Abgeschoben über den Flughafen Frankfurt: Kolumbianer muss Deutschland verlassen
Hans-Jürgen PeukertAbgeschoben über den Flughafen Frankfurt: Kolumbianer muss Deutschland verlassen
Ein 27-jähriger Kolumbianer ist aus Deutschland abgeschoben worden, nachdem Behörden Beweise für illegalen Grenzübertritt und Schwarzarbeit entdeckt hatten. Die Abschiebung erfolgte nach seiner Ankunft am Flughafen Frankfurt aus Barcelona, wo die Behörden erstmals Zweifel an seinem Aufenthaltsstatus äußerten. Am 16. Februar 2026 wurde er schließlich von Frankfurt am Main aus nach Bogotá ausgeflogen.
Der Mann war am 20. April 2025 über Paris mit einem gültigen kolumbianischen Pass nach Deutschland eingereist. Bei der Landung in Stuttgart überprüften Grenzbeamte seine Papiere und befragten ihn mit Unterstützung eines spanischsprachigen Dolmetschers. Die Ermittlungen ergaben Hinweise auf illegalen Aufenthalt, unerlaubte Beschäftigung und unrechtmäßigen Grenzübertritt.

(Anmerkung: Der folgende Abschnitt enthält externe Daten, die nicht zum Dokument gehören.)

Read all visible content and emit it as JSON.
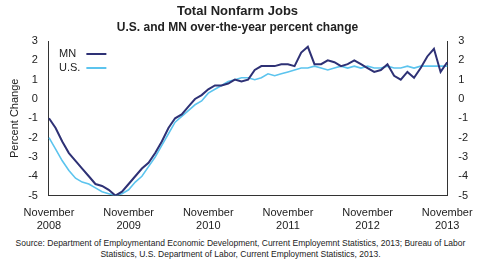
{
  "chart_data": {
    "type": "line",
    "title": "Total Nonfarm Jobs",
    "subtitle": "U.S. and MN over-the-year percent change",
    "y_label": "Percent Change",
    "source": "Source: Department of Employmentand Economic Development, Current Employemnt Statistics, 2013; Bureau of Labor Statistics, U.S. Department of Labor, Current Employment Statistics, 2013.",
    "categories": [
      "November 2008",
      null,
      null,
      null,
      null,
      null,
      null,
      null,
      null,
      null,
      null,
      null,
      "November 2009",
      null,
      null,
      null,
      null,
      null,
      null,
      null,
      null,
      null,
      null,
      null,
      "November 2010",
      null,
      null,
      null,
      null,
      null,
      null,
      null,
      null,
      null,
      null,
      null,
      "November 2011",
      null,
      null,
      null,
      null,
      null,
      null,
      null,
      null,
      null,
      null,
      null,
      "November 2012",
      null,
      null,
      null,
      null,
      null,
      null,
      null,
      null,
      null,
      null,
      null,
      "November 2013"
    ],
    "series": [
      {
        "name": "MN",
        "color": "#2e3175",
        "values": [
          -1.0,
          -1.5,
          -2.2,
          -2.8,
          -3.2,
          -3.6,
          -4.0,
          -4.4,
          -4.5,
          -4.7,
          -5.0,
          -4.8,
          -4.4,
          -4.0,
          -3.6,
          -3.3,
          -2.8,
          -2.2,
          -1.5,
          -1.0,
          -0.8,
          -0.4,
          0.0,
          0.2,
          0.5,
          0.7,
          0.7,
          0.8,
          1.0,
          0.9,
          1.0,
          1.5,
          1.7,
          1.7,
          1.7,
          1.8,
          1.8,
          1.7,
          2.4,
          2.7,
          1.8,
          1.8,
          2.0,
          1.9,
          1.7,
          1.8,
          2.0,
          1.8,
          1.6,
          1.4,
          1.5,
          1.8,
          1.2,
          1.0,
          1.4,
          1.1,
          1.6,
          2.2,
          2.6,
          1.4,
          1.9
        ]
      },
      {
        "name": "U.S.",
        "color": "#5cc4ee",
        "values": [
          -2.0,
          -2.6,
          -3.2,
          -3.7,
          -4.1,
          -4.3,
          -4.4,
          -4.6,
          -4.8,
          -4.9,
          -5.0,
          -4.9,
          -4.7,
          -4.3,
          -4.0,
          -3.5,
          -3.0,
          -2.4,
          -1.8,
          -1.2,
          -0.9,
          -0.6,
          -0.3,
          -0.1,
          0.3,
          0.5,
          0.7,
          0.9,
          1.0,
          1.1,
          1.1,
          1.0,
          1.1,
          1.3,
          1.2,
          1.3,
          1.4,
          1.5,
          1.6,
          1.6,
          1.7,
          1.6,
          1.5,
          1.6,
          1.7,
          1.6,
          1.7,
          1.6,
          1.7,
          1.6,
          1.6,
          1.7,
          1.6,
          1.6,
          1.7,
          1.6,
          1.7,
          1.7,
          1.7,
          1.7,
          1.7
        ]
      }
    ],
    "ylim": [
      -5,
      3
    ],
    "yticks": [
      -5,
      -4,
      -3,
      -2,
      -1,
      0,
      1,
      2,
      3
    ],
    "y2lim": [
      -5,
      3
    ],
    "y2ticks": [
      -5,
      -4,
      -3,
      -2,
      -1,
      0,
      1,
      2,
      3
    ],
    "grid": false,
    "legend": "upper left"
  }
}
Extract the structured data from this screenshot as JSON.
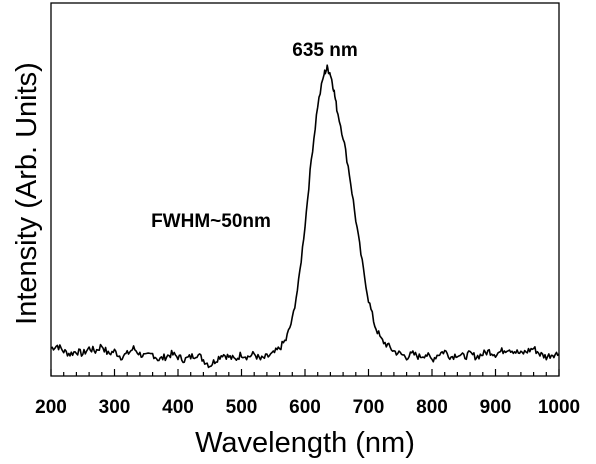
{
  "chart_data": {
    "type": "line",
    "title": "",
    "xlabel": "Wavelength (nm)",
    "ylabel": "Intensity (Arb. Units)",
    "xlim": [
      200,
      1000
    ],
    "ylim": [
      0,
      1.06
    ],
    "x_ticks": [
      200,
      300,
      400,
      500,
      600,
      700,
      800,
      900,
      1000
    ],
    "x_tick_labels": [
      "200",
      "300",
      "400",
      "500",
      "600",
      "700",
      "800",
      "900",
      "1000"
    ],
    "y_ticks_shown": false,
    "grid": false,
    "legend": "none",
    "annotations": [
      {
        "text": "635 nm",
        "x": 640,
        "y": 1.0
      },
      {
        "text": "FWHM~50nm",
        "x": 350,
        "y": 0.52
      }
    ],
    "series": [
      {
        "color": "#000000",
        "x": [
          200,
          210,
          220,
          230,
          240,
          250,
          260,
          270,
          280,
          290,
          300,
          310,
          320,
          330,
          340,
          350,
          360,
          370,
          380,
          390,
          400,
          410,
          420,
          430,
          440,
          450,
          460,
          470,
          480,
          490,
          500,
          510,
          520,
          530,
          540,
          550,
          560,
          570,
          580,
          590,
          600,
          610,
          620,
          630,
          635,
          640,
          645,
          650,
          660,
          670,
          680,
          690,
          700,
          710,
          720,
          730,
          740,
          750,
          760,
          770,
          780,
          790,
          800,
          810,
          820,
          830,
          840,
          850,
          860,
          870,
          880,
          890,
          900,
          910,
          920,
          930,
          940,
          950,
          960,
          970,
          980,
          990,
          1000
        ],
        "y": [
          0.02,
          0.03,
          0.01,
          0.0,
          0.01,
          0.0,
          0.02,
          0.01,
          0.03,
          0.0,
          0.01,
          -0.01,
          0.0,
          0.02,
          0.0,
          -0.01,
          0.0,
          -0.02,
          -0.01,
          0.0,
          -0.01,
          -0.02,
          -0.01,
          0.0,
          -0.02,
          -0.04,
          -0.02,
          0.0,
          -0.01,
          -0.02,
          0.0,
          -0.01,
          0.0,
          -0.02,
          -0.01,
          0.0,
          0.02,
          0.05,
          0.12,
          0.25,
          0.45,
          0.68,
          0.87,
          0.98,
          1.0,
          0.98,
          0.93,
          0.86,
          0.76,
          0.63,
          0.47,
          0.32,
          0.19,
          0.1,
          0.05,
          0.03,
          0.01,
          0.0,
          -0.01,
          0.0,
          -0.01,
          0.0,
          -0.02,
          0.0,
          0.01,
          -0.01,
          0.0,
          -0.01,
          0.0,
          -0.01,
          0.0,
          0.01,
          0.0,
          0.01,
          0.02,
          0.01,
          0.0,
          0.01,
          0.02,
          0.0,
          -0.01,
          0.0,
          0.0
        ]
      }
    ]
  }
}
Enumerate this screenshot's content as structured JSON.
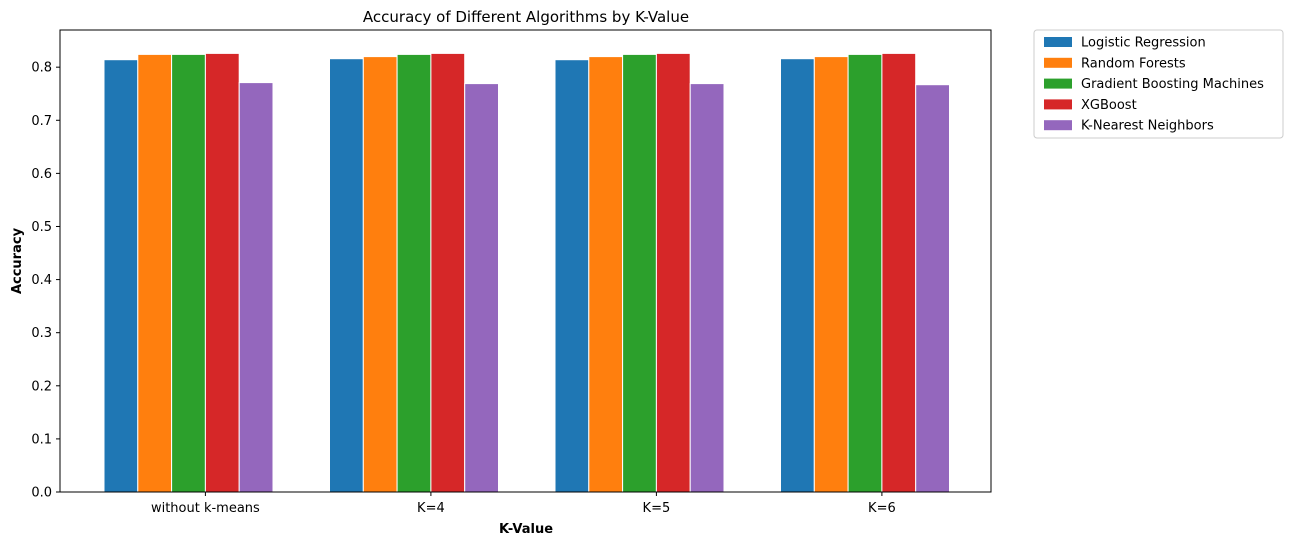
{
  "chart_data": {
    "type": "bar",
    "title": "Accuracy of Different Algorithms by K-Value",
    "xlabel": "K-Value",
    "ylabel": "Accuracy",
    "ylim": [
      0,
      0.87
    ],
    "yticks": [
      "0.0",
      "0.1",
      "0.2",
      "0.3",
      "0.4",
      "0.5",
      "0.6",
      "0.7",
      "0.8"
    ],
    "categories": [
      "without k-means",
      "K=4",
      "K=5",
      "K=6"
    ],
    "legend_position": "outside-top-right",
    "grid": false,
    "series": [
      {
        "name": "Logistic Regression",
        "color": "#1f77b4",
        "values": [
          0.814,
          0.816,
          0.814,
          0.816
        ]
      },
      {
        "name": "Random Forests",
        "color": "#ff7f0e",
        "values": [
          0.824,
          0.82,
          0.82,
          0.82
        ]
      },
      {
        "name": "Gradient Boosting Machines",
        "color": "#2ca02c",
        "values": [
          0.824,
          0.824,
          0.824,
          0.824
        ]
      },
      {
        "name": "XGBoost",
        "color": "#d62728",
        "values": [
          0.826,
          0.826,
          0.826,
          0.826
        ]
      },
      {
        "name": "K-Nearest Neighbors",
        "color": "#9467bd",
        "values": [
          0.771,
          0.769,
          0.769,
          0.767
        ]
      }
    ]
  }
}
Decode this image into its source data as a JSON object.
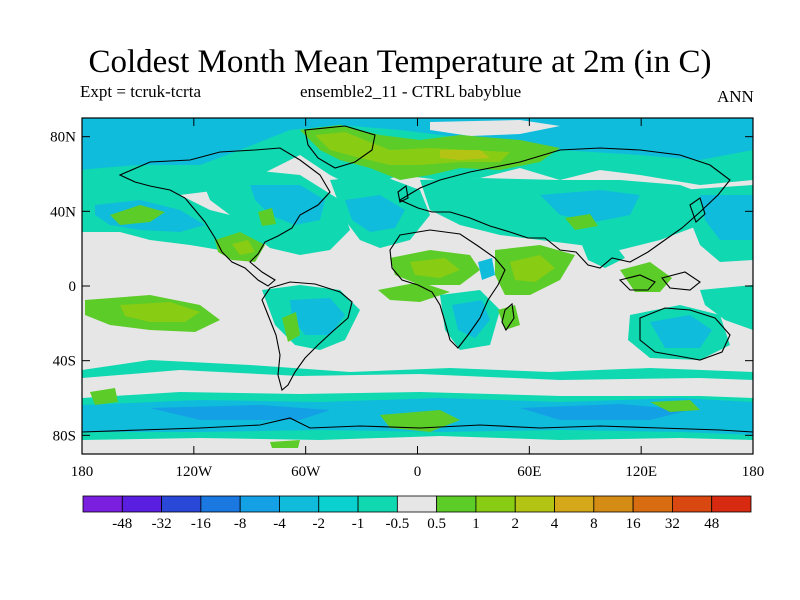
{
  "title": "Coldest Month Mean Temperature at 2m (in C)",
  "subtitle_left": "Expt = tcruk-tcrta",
  "subtitle_center": "ensemble2_11 - CTRL babyblue",
  "subtitle_right": "ANN",
  "axes": {
    "lat_ticks": [
      "80N",
      "40N",
      "0",
      "40S",
      "80S"
    ],
    "lat_values": [
      80,
      40,
      0,
      -40,
      -80
    ],
    "lon_ticks": [
      "180",
      "120W",
      "60W",
      "0",
      "60E",
      "120E",
      "180"
    ],
    "lon_values": [
      -180,
      -120,
      -60,
      0,
      60,
      120,
      180
    ]
  },
  "legend": {
    "labels": [
      "-48",
      "-32",
      "-16",
      "-8",
      "-4",
      "-2",
      "-1",
      "-0.5",
      "0.5",
      "1",
      "2",
      "4",
      "8",
      "16",
      "32",
      "48"
    ],
    "colors": [
      "#7a1ee0",
      "#5a1ee0",
      "#2a48d8",
      "#1a78e0",
      "#14a0e4",
      "#10bcdc",
      "#0ad0d0",
      "#10d8b0",
      "#e6e6e6",
      "#5ccc28",
      "#88cc14",
      "#b4c414",
      "#d4a818",
      "#d48c14",
      "#d86c10",
      "#d84810",
      "#d82a10"
    ]
  },
  "palette": {
    "neutral": "#e6e6e6",
    "cool_light": "#10d8b0",
    "cool_mid": "#0ad0d0",
    "cool_deep": "#10bcdc",
    "cool_strong": "#14a0e4",
    "warm_light": "#5ccc28",
    "warm_mid": "#88cc14",
    "warm_strong": "#b4c414"
  }
}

In einer gerichtlichen Verhandlung vor dem Amtsgericht Nürtingen wurden die Vorwürfe bestätigt. Das Gericht ordnete daraufhin seine sofortige Überstellung in die Abschiebehaft nach Pforzheim an. Von dort organisierten die Behörden seine Abschiebung über Frankfurt am Main, die mit dem Rückflug nach Bogotá vollzogen wurde.
Die allgemeinen Abschiebungszahlen für 2025 verzeichnen 22.787 Rückführungen aus Deutschland, darunter auch Dublin-Überstellungen nach Spanien und Frankreich. Spezifische Aufzeichnungen zu Fällen mit vergleichbaren Vorwürfen wie in diesem Fall liegen für diesen Zeitraum oder das frühe Jahr 2026 jedoch nicht vor.
Der Mann wurde nach Kolumbien zurückgeführt, nachdem die Behörden mehrfach gegen das Aufenthaltsrecht verstoßen hatten. Sein Fall unterstreicht die konsequente Durchsetzung von Abschiebeverfahren bei illegaler Beschäftigung oder Aufenthalt in Deutschland. Weitere Details zu ähnlichen Rückführungen nach Spanien oder Frankreich wurden nicht veröffentlicht.